Raschera d'Alpeggio is an artisanal cheese that is produced only in the Monregalesi Valleys. This traditional dairy product has been inducted into the Slow Food Foundation for Biodiversity's Ark of Taste catalog of artisanal foods that are at risk of extinction within a few generations. From time immemorial, Raschera cheese has always been an important part of the economy, culture and traditions of the people who live in this bucolic mountain community.
Located in the southernmost part of Piemonte, the Monregalesi Valleys lie just north of the Maritime Alps and the French border. The sunny Riviera coast is only fifty kilometers to the south and its warm breezes influence the climate in these alpine valleys, allowing grasses and wildflowers to flourish at elevations much higher than usual for a mountain region. For centuries, farmers in the Monregalesi Valleys have been taking part in an annual migration of cattle called the transumanza. Each June, livestock are herded from farmland in the lower valleys to graze the lush upland pastures surrounding Lake Raschera on the slopes of Mount Mongioie (alt. 2,630 mt.).
In the town of Roccaforte Mondovì, a fresco painted in the late fifteenth-century depicts a scene from the transumanza in the Monregalesi Valleys. On the walls of a rural farmstead, an artist named Giovanni Mazzucco captured the everyday lives of the Carthusian monks who lived and worked there during the winter months. Mazzucco’s colorful fresco shows the monks going about their daily chores of herding animals and making cheese. Each summer, the monks herded their cattle from the farmstead in Roccaforte to the upland pastures of their order’s Charterhouse near the town of Pamparato. The monks used the milk from the summer grazing to produce a cow’s-milk cheese that is typical of the Monregalesi Valleys.
Toma di montagna, or mountain cheese, is found throughout the Mondovì area but a particular toma produced in the vicinity of Lake Raschera has always been prized for its special flavor. The first written account of this cheese comes from the municipal archives of Pamparato. A document from a 15th century landlord states that he will accept rental payment in the form of “...that good cheese they make way up there in the pastures of Raschera”. Over time, the name Raschera became synonymous with the cheese produced during the summer months in the high pastures of the Monregalesi Valleys.

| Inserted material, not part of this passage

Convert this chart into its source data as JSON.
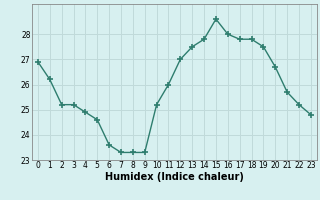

The method of making Raschera cheese has not changed over the centuries. Raw milk from a Piemontese breed cow is collected from two consecutive milkings. The milk is heated to 30 degrees Celsius in a wooden container called a gerla and then covered to rest for half an hour. The resulting curd is first cut into pieces with a spatula called a spanuira, then agitated vigorously for five minutes with the top branch of a fir tree called a sbatarela. The broken curd is then placed into a hemp cloth called a curuira and left to drain. The dense curd is placed into a round wooden form called a fascela and then is pressed down with weight for one day before being salted on all sides.
Raschera should be aged on wooden shelves in a cool, humid room called a selle. The combination of cool temperature and high humidity inside the selle creates a micro-climate that is conducive to the development of the “noble” red and orange molds that enhance the flavor of the cheese. Centuries ago, Raschera was typically transported from the selle to the lower valleys by way of mules. The original round form was cumbersome to carry on mule-back so a square form of the cheese developed. Today, ninety-nine percent of all Raschera produced has a square form.

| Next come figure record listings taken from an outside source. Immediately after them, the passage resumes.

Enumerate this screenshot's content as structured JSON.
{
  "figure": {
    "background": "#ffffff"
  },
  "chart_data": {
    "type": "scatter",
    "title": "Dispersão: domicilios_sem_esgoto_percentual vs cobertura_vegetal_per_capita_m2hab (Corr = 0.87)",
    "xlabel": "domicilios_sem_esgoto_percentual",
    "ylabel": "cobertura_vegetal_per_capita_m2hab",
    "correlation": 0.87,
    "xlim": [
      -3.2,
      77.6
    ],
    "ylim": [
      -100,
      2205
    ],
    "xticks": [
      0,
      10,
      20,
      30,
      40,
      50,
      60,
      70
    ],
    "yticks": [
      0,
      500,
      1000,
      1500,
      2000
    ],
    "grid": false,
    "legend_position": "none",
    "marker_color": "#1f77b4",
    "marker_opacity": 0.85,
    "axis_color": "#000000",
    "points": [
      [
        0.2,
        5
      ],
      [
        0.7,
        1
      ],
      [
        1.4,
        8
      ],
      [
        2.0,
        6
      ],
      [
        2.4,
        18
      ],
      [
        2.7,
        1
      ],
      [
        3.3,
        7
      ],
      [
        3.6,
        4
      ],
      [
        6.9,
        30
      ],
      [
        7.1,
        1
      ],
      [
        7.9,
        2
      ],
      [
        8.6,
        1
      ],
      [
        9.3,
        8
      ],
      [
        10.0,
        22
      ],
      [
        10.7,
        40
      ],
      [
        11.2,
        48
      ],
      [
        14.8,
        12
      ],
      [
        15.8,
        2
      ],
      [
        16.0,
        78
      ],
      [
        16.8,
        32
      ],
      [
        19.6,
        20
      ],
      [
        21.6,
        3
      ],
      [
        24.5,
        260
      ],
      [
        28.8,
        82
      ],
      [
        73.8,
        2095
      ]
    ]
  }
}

During the 1960’s the population in the Monregalesi Valleys plummeted as young people flocked to urban areas in search of jobs. As a consequence, demand for Raschera dropped dramatically and production all but disappeared. Fortunately, a group of enthusiasts from the town of Frabosa Soprana organized a confraternity to promote and sustain the artisanal production of this local specialty. Thanks to their efforts, production continued and in 1982 Raschera received the important Denominazione di origine (DO) status from Italy’s Ministry of Agriculture. In 1996 the European Union awarded Raschera its highest status, Denominazione di origine protetta (DOP).
To qualify for DOP designation, a traditional product must be produced within a specific geographic area which imparts unique properties to the product or terroir. In the case of Raschera DOP, the cheese can only be produced and aged within the Province of Cuneo. In order to qualify as Raschera d’Alpeggio DOP the cheese must be produced during the summer at an altitude above 900 meters and within nine villages in the heart of the Monregalesi Valleys, namely: Frabosa Soprana, Frabosa Sottana, Montaldo di Mondovì, Pamparato, Roburent, Roccaforte Mondovì, Ormea, Garessio and Magliano Alpi.
Raschera DOP and Raschera d’Alpeggio DOP are both pale ivory in color and have thin, reddish-grey rinds. Both of these soft, elastic cheeses have delicate, nutty flavors which become savory and sharper when aged. What distinguishes Raschera d’Alpeggio DOP are the herbal flavors of wildflowers and grasses that come from the milk produced during the transumanza in the upland pastures surrounding Lake Raschera. Raschera d'Alpeggio is truly the essence of the Monregalesi Valleys.
* Monregalesi comes from the Latin, Mons Regalis, the name used in feudal times for the town of Mondovì.